Ik ben blij dat ik elk jaar als voorganger te gast mag zijn in Warffum en Zuidhorn. In Warffum was ik al in februari, op de stormachtigste zondag van het jaar tot nu toe. Zuidhorn staat voor de meimaand op het programma, maar de kans is groot dat corona dit tegenhoudt. Toch is dat niet de grond van mijn heimwee.
Toen ik in de meimaand van 2004 in Zwolle kwam wonen en werken begon er een boeiend proces van kennismaken. Landschappelijk en medemenselijk. Al gauw kreeg ik de IJssel lief en het wandelen over de dijk. Met de mensen raakte ik ook steeds meer vertrouwd, al bleef het de eerste tijd wennen aan de taal en de klank ervan. Maar tot mijn geluk hoorde ik, wandelend over de dijk, ook hier het roepen van grutto, scholekster, tureluur en wulp. Verheugd groette ik de boerenzwaluwen, de huiszwaluwen en de gíííerzwaluwen. Visdiefjes en Vleermuizen. Koekoek en Putter. Karekiet en Waterhoen. Eendenkuikens en ganzenpullen. En nog veel meer.

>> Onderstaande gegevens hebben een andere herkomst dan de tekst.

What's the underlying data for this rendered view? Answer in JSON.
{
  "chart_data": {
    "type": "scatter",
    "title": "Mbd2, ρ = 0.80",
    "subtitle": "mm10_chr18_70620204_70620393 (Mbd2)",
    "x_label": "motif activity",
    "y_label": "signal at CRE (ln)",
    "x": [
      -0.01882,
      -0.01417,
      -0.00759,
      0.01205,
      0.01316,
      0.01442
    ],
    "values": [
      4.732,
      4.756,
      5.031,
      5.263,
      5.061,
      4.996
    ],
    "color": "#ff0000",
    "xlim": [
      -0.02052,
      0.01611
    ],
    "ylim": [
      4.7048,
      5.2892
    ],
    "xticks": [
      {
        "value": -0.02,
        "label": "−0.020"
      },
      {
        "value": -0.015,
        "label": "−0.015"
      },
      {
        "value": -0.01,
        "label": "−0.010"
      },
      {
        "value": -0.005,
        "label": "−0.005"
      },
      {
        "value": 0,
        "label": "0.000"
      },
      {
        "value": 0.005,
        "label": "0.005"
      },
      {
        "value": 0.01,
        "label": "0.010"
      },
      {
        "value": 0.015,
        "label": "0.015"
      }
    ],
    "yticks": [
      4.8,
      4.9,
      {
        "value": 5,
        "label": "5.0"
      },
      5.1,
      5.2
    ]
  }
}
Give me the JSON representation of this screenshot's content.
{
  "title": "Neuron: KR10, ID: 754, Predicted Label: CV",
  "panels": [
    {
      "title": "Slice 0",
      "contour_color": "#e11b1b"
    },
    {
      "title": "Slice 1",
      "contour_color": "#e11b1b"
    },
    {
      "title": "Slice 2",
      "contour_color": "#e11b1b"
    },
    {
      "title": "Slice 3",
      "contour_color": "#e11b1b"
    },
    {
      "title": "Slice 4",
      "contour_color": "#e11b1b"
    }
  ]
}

Maar… waar zijn ze gebleven?
Al sinds een paar jaar hoor en zie ik hier geen grutto’s en tureluurs meer. Ooievaars zoveel te meer. Scholeksters nog wel, maar steeds minder. Tot mijn vreugde hoorde ik in het vroege voorjaar een wulp. En vorig weekend maar liefst enkele kieviten. Ik telde er vier. Hoeveel waren het er zestien jaar geleden nog? Ik krijg heimwee naar de verdwenen vogels. En dan heb ik het nog niet eens over de hazen en de reeën in de uiterwaarden. Soms zie ik er een paar.
Lopend over de dijk word ik overvallen door heimwee naar ‘toen het nog goed was’. Daar is ‘corona’ bij gekomen. Het stemt me soms weemoedig. Toch geef ik de moed niet op. Nee, het komt niet vanzelf weer goed. Ieders inzet en medewerking is nodig.
En ook: heimwee. Want wat je mist wil je graag opnieuw kunnen beleven. Toch?